それに対して、仏教では、「生きることは、どうしようもなく悲しい」という立地点にたって考えが始まります。私が今、感じていることと同じです。そして、仏教では、そんな悲しい宿命を持つ人間を、決して見捨てることはないように思います。

 ここで、思い出すことがあります。「Little Buddha(リトル・ブッダ)」という映画のことです。仏陀(ブッダ)の生涯のエピソードを盛り込んで作られた、ベルナルド・ベルトリッチさんが監督し、1993年に公開された映画です。映画の話しを少しだけさせてください。仏陀はインドの小国の王子です。彼の住む王城の中は綺麗で、新鮮な食べ物にあふれています。王城の住人は、皆、健康で美しい。特に、仏陀は美しい青年でした。美しい奥さんと子供もいます。しかし、仏陀は、外の世界が病気にまみれ、たくさんの人が餓死や行き倒れように死んでいく、そんな現実を知って深い悩みの底に落ちていきます。一国の王子であっても何もできないことに絶望してしまいます。そして、この世界を救う道を求めて、家族を捨て、王城を後に、旅に出て行きます。このシーンがあまりに美しくて、私の記憶に残り続けています。仏陀が厳しく、悲しい現実の世界に身を置いて、救いの道を求めた結果に行き着いたのが仏教の思想なのです。
 映画の音楽を担当したのは坂本龍一さんでした。ベルトリッチ監督は、主題歌をこんな風に依頼したのです。「悲しいけれど、救いのある曲」を作ってほしいと。それに坂本さんが応えてできた曲が「Acceptance」です。日本語に直すと、「受容」になると思います。とっても美しく、本当に悲しいけれど、突き放される感じのない、不思議な曲です。私は坂本龍一さんの傑作だと思っています。「人生は悲しいけれど、必ず人はそれを受け入れることができる。なぜなら、人生には救いがあるからだ。」これは、仏教が持つ思想そのものだと思います。
 
 坂本龍一さんが作曲した「Acceptance」は、映画「Little Buddha」のサントラの中に収録されています(Little Buddha -original soundtrack- レーベル:Milan/Warner)。この映画で使われた同曲は、オーケストラで演奏され、ボーカルも入り、非常に壮大な音楽となっています。この曲を聞いたときには、私は、この「不思議な曲」の秘密を理解することはできませんでした。
 
 あるとき、坂本龍一さんが、全曲を、ピアノ・ヴァイオリン・チェロのトリオで録音した「1996/Ryuichi Sakamoto レーベル:フォーライフ・レコード」を聴きました。そのアルバムに収録された「Acceptance (End Credit) – Little Buddha」を聴いたとき、はっと、その秘密に触れた気がしました。
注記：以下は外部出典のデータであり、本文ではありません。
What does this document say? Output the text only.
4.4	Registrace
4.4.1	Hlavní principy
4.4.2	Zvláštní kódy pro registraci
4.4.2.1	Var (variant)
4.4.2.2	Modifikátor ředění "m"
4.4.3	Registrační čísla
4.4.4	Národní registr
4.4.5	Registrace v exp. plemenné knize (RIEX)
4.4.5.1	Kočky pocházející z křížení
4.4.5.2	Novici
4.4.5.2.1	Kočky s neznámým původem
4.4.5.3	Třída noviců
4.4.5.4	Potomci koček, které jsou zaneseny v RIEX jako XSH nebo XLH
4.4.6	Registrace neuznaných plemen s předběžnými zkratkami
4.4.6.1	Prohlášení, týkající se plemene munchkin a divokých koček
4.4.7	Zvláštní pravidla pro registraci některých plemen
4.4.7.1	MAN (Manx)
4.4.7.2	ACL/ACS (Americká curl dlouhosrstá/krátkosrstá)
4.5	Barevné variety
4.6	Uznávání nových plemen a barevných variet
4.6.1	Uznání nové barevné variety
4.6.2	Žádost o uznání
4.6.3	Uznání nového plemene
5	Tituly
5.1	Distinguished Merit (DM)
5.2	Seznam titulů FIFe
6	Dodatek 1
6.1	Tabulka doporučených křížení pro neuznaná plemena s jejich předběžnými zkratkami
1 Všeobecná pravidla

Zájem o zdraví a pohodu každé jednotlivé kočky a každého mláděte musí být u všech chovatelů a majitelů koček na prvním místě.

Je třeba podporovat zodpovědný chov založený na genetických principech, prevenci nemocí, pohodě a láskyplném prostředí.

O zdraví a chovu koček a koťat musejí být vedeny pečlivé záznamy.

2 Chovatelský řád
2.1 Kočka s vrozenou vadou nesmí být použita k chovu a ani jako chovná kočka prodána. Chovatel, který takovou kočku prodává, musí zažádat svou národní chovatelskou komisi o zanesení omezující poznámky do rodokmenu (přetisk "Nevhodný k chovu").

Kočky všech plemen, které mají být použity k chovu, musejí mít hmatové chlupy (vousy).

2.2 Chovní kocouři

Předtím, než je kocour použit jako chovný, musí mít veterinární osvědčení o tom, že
オーケストラでは複雑過ぎて理解できなかったこの曲の「不思議を生んでいる秘密」が、トリオという最低限の構成で表現されたために、素人の私でも気づけたのだと思います。
 このトリオ演奏では、ヴァイオリンとチェロが「悲しい旋律」を奏でています。チェロは低音で静かに「人生の持つ悲しさ」を表現しているようです。ヴァイオリンは、最初は静かに奏でていますが、次第に強く、高く、切り裂くような音に変わっていきます。それは、悲鳴のようにも聞こえます。私は、あ、これは、「人生の途中で現れた、苦悩、そして絶望」なんだ、と思いました。ヴァイオリンとチェロの「悲しみの旋律」は、どんどん、激しさを増していきます。「あー、もうだめだ。苦しい。人生を投げ出したい。」と言っているように私には聴こえました。
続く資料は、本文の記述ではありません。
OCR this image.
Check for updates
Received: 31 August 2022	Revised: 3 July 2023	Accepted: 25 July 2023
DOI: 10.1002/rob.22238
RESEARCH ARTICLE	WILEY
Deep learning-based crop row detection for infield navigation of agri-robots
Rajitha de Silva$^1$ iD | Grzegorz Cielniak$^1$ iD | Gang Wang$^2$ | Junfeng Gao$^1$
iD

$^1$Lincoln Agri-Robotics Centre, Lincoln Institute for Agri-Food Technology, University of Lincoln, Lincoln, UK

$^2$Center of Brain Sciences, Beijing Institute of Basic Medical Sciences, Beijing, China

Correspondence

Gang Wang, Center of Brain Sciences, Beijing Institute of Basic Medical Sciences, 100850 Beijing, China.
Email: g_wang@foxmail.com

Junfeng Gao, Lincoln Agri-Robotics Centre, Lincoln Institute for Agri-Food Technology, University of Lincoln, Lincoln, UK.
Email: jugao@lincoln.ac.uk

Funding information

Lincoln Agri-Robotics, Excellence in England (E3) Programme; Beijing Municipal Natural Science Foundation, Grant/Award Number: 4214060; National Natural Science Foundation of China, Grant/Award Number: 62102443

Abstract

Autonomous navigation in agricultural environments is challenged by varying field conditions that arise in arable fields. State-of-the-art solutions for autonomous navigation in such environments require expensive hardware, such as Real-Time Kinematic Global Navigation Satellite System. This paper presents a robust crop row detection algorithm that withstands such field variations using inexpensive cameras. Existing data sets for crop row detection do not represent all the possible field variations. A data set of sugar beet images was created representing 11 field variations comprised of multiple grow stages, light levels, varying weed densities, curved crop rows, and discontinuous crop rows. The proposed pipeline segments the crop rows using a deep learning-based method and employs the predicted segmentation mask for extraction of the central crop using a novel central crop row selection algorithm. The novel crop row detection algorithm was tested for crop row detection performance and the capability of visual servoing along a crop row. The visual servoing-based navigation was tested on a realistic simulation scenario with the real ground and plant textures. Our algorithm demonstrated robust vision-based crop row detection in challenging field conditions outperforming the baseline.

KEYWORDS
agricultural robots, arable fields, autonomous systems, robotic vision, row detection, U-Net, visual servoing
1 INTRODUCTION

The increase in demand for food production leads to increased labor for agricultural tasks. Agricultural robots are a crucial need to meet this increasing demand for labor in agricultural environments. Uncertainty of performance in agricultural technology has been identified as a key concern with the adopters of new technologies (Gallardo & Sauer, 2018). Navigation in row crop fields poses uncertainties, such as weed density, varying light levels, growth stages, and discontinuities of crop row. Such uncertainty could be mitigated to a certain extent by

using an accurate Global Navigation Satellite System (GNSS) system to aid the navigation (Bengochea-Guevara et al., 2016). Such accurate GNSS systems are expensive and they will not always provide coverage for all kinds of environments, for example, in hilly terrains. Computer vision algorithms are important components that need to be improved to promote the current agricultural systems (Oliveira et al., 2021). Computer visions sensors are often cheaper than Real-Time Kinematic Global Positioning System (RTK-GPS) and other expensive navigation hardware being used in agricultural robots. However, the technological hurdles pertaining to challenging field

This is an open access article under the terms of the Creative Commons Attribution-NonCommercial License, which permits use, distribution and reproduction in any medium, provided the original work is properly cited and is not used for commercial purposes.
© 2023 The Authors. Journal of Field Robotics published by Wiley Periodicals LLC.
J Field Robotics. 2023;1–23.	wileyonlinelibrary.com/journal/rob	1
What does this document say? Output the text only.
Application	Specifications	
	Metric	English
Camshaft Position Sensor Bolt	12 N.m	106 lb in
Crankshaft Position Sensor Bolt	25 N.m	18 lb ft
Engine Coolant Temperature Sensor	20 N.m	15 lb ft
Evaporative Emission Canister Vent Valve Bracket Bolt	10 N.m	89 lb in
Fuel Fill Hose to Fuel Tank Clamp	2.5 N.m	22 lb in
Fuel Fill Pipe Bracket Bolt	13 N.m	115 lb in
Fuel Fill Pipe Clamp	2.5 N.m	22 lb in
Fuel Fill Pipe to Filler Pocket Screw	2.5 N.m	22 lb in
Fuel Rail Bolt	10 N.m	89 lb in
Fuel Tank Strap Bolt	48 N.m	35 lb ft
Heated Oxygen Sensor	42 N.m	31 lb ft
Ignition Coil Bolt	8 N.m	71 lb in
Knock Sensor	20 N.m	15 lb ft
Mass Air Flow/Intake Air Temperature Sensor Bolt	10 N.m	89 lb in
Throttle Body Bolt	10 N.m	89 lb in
 一方、坂本龍一さんが演奏するピアノは、最初、その悲しみの旋律に、おどおどと、頼りなさげに、弱々しく、やっと着いていく感じなのです。悲しみの旋律が最高潮の時には、ピアノの音はかき消されそうです。でも、諦めずに着いていく。決して鳴り止むことはありません。そして、ある瞬間、悲しみの旋律がぴたっと鳴り止み、ピアノが一人で鳴り始めます。毅然とした態度で、スックと立っている姿が見えるようです。そのあと、悲しみの旋律も一緒に鳴り始めますが、ピアノは負けることはありません。「悲しみの旋律」を打ち消すことはないのですが、ピアノはそれ以上の存在感を保ちながら、一緒に美しい和音となって響いて行くのです。私は、坂本龍一さんのピアノは、「救い」を表現していたのだな、と、一人で納得しました。
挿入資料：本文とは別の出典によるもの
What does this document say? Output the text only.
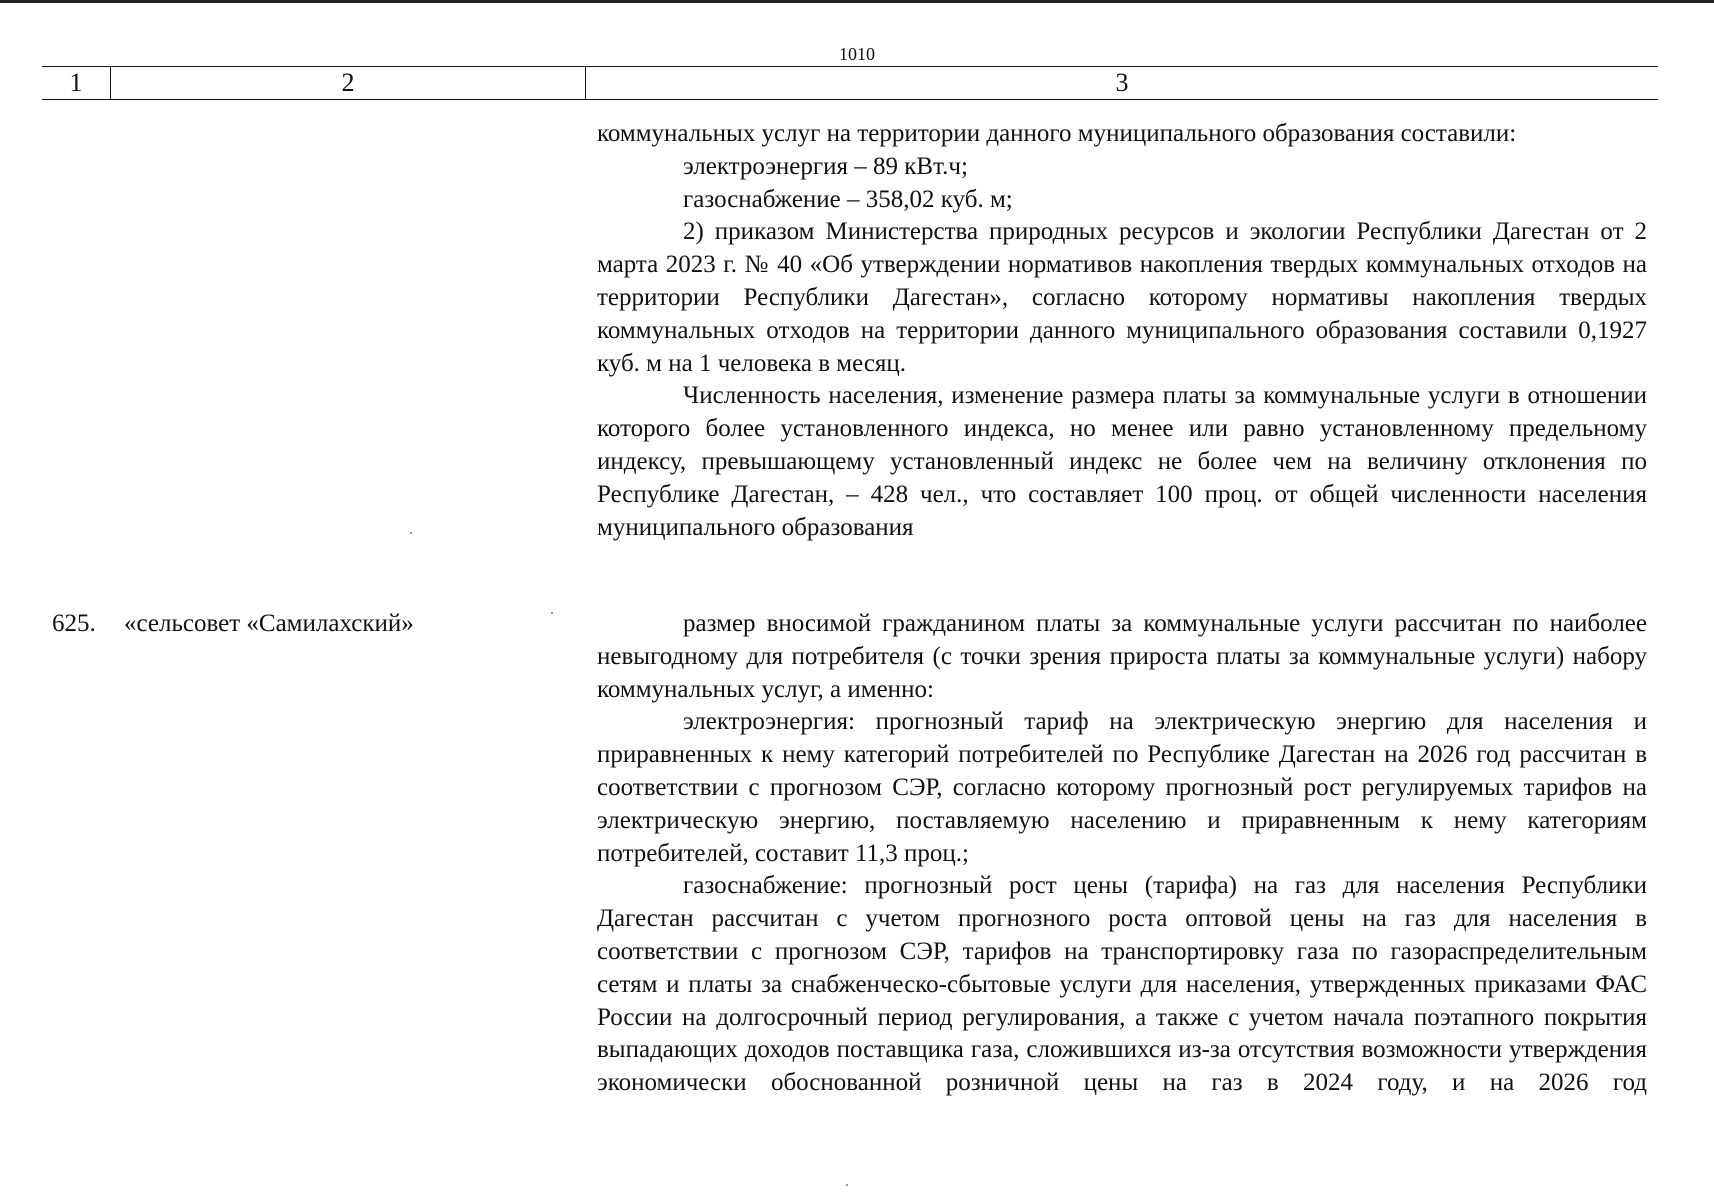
1010
1	2	3

коммунальных услуг на территории данного муниципального образования составили:

электроэнергия – 89 кВт.ч;

газоснабжение – 358,02 куб. м;

2) приказом Министерства природных ресурсов и экологии Республики Дагестан от 2 марта 2023 г. № 40 «Об утверждении нормативов накопления твердых коммунальных отходов на территории Республики Дагестан», согласно которому нормативы накопления твердых коммунальных отходов на территории данного муниципального образования составили 0,1927 куб. м на 1 человека в месяц.

Численность населения, изменение размера платы за коммунальные услуги в отношении которого более установленного индекса, но менее или равно установленному предельному индексу, превышающему установленный индекс не более чем на величину отклонения по Республике Дагестан, – 428 чел., что составляет 100 проц. от общей численности населения муниципального образования

625. «сельсовет «Самилахский»	размер вносимой гражданином платы за коммунальные услуги рассчитан по наиболее невыгодному для потребителя (с точки зрения прироста платы за коммунальные услуги) набору коммунальных услуг, а именно:

электроэнергия: прогнозный тариф на электрическую энергию для населения и приравненных к нему категорий потребителей по Республике Дагестан на 2026 год рассчитан в соответствии с прогнозом СЭР, согласно которому прогнозный рост регулируемых тарифов на электрическую энергию, поставляемую населению и приравненным к нему категориям потребителей, составит 11,3 проц.;

газоснабжение: прогнозный рост цены (тарифа) на газ для населения Республики Дагестан рассчитан с учетом прогнозного роста оптовой цены на газ для населения в соответствии с прогнозом СЭР, тарифов на транспортировку газа по газораспределительным сетям и платы за снабженческо-сбытовые услуги для населения, утвержденных приказами ФАС России на долгосрочный период регулирования, а также с учетом начала поэтапного покрытия выпадающих доходов поставщика газа, сложившихся из-за отсутствия возможности утверждения экономически обоснованной розничной цены на газ в 2024 году, и на 2026 год
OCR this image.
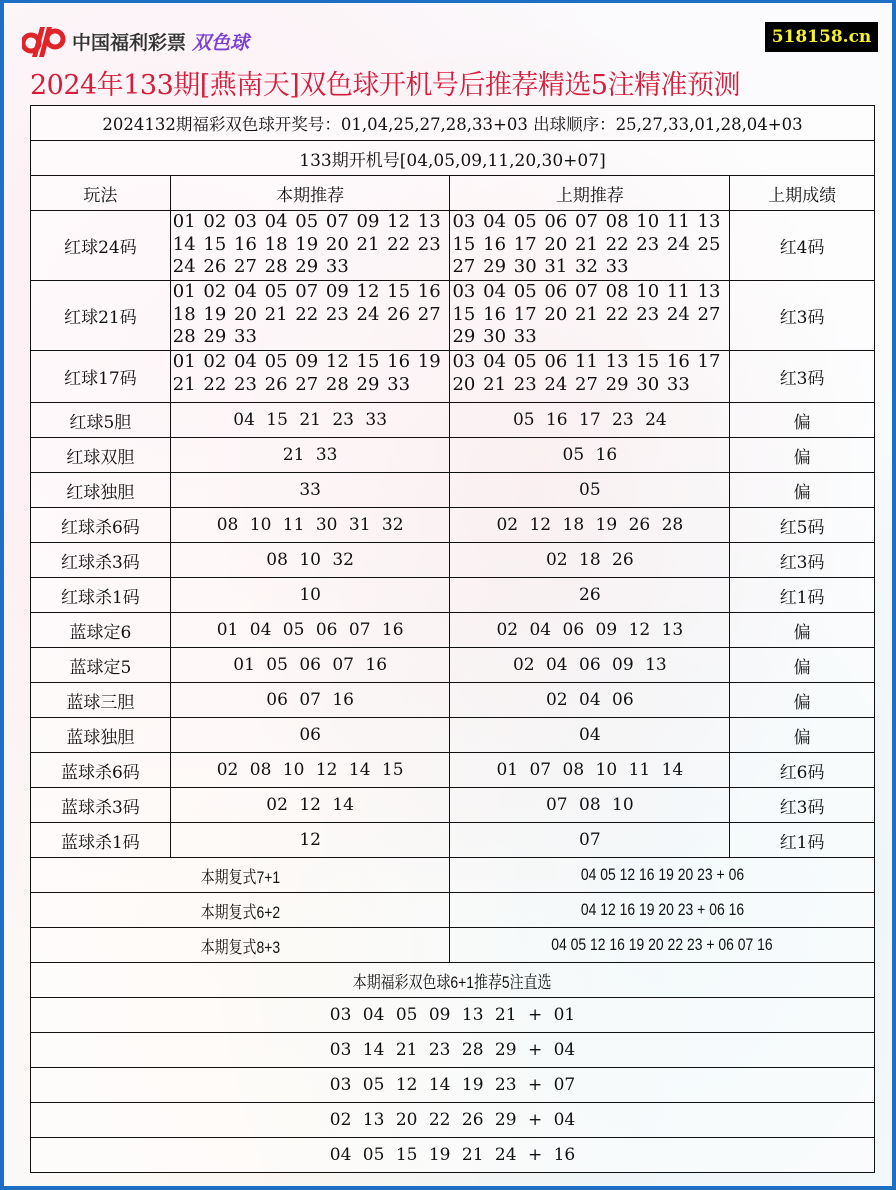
中国福利彩票 双色球	518158.cn
2024年133期[燕南天]双色球开机号后推荐精选5注精准预测
2024132期福彩双色球开奖号：01,04,25,27,28,33+03 出球顺序：25,27,33,01,28,04+03			
133期开机号[04,05,09,11,20,30+07]			
玩法	本期推荐	上期推荐	上期成绩
红球24码	01 02 03 04 05 07 09 12 13 14 15 16 18 19 20 21 22 23 24 26 27 28 29 33	03 04 05 06 07 08 10 11 13 15 16 17 20 21 22 23 24 25 27 29 30 31 32 33	红4码
红球21码	01 02 04 05 07 09 12 15 16 18 19 20 21 22 23 24 26 27 28 29 33	03 04 05 06 07 08 10 11 13 15 16 17 20 21 22 23 24 27 29 30 33	红3码
红球17码	01 02 04 05 09 12 15 16 19 21 22 23 26 27 28 29 33	03 04 05 06 11 13 15 16 17 20 21 23 24 27 29 30 33	红3码
红球5胆	04 15 21 23 33	05 16 17 23 24	偏
红球双胆	21 33	05 16	偏
红球独胆	33	05	偏
红球杀6码	08 10 11 30 31 32	02 12 18 19 26 28	红5码
红球杀3码	08 10 32	02 18 26	红3码
红球杀1码	10	26	红1码
蓝球定6	01 04 05 06 07 16	02 04 06 09 12 13	偏
蓝球定5	01 05 06 07 16	02 04 06 09 13	偏
蓝球三胆	06 07 16	02 04 06	偏
蓝球独胆	06	04	偏
蓝球杀6码	02 08 10 12 14 15	01 07 08 10 11 14	红6码
蓝球杀3码	02 12 14	07 08 10	红3码
蓝球杀1码	12	07	红1码
本期复式7+1		04 05 12 16 19 20 23 + 06	
本期复式6+2		04 12 16 19 20 23 + 06 16	
本期复式8+3		04 05 12 16 19 20 22 23 + 06 07 16	
本期福彩双色球6+1推荐5注直选			
03 04 05 09 13 21 + 01			
03 14 21 23 28 29 + 04			
03 05 12 14 19 23 + 07			
02 13 20 22 26 29 + 04			
04 05 15 19 21 24 + 16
最後は、3つの楽器が絡み合いながら、空に舞い上がっていくように楽器が鳴り響きます。最後の旋律。この最後は、悲しみ(チェロ)も、苦しみ(ヴァイオリン)も、救い(ピアノ)も一緒になって、ただ、ただ、美しいばかりで、心を熱くさせます。この旋律が「Acceptance(受容)」なのだと、とっさに思いました。
 そして、3つの楽器が、突然鳴り止み、この曲は終わります。このあまりに唐突な曲の終わり方に、坂本龍一さんは、どんなメッセージを込めたのでしょうか?私は、その意味を、今も考えています。
 
 これが、Little Buddhaのエンドテーマ:Acceptanceの中に私が見つけた、美しい秘密です。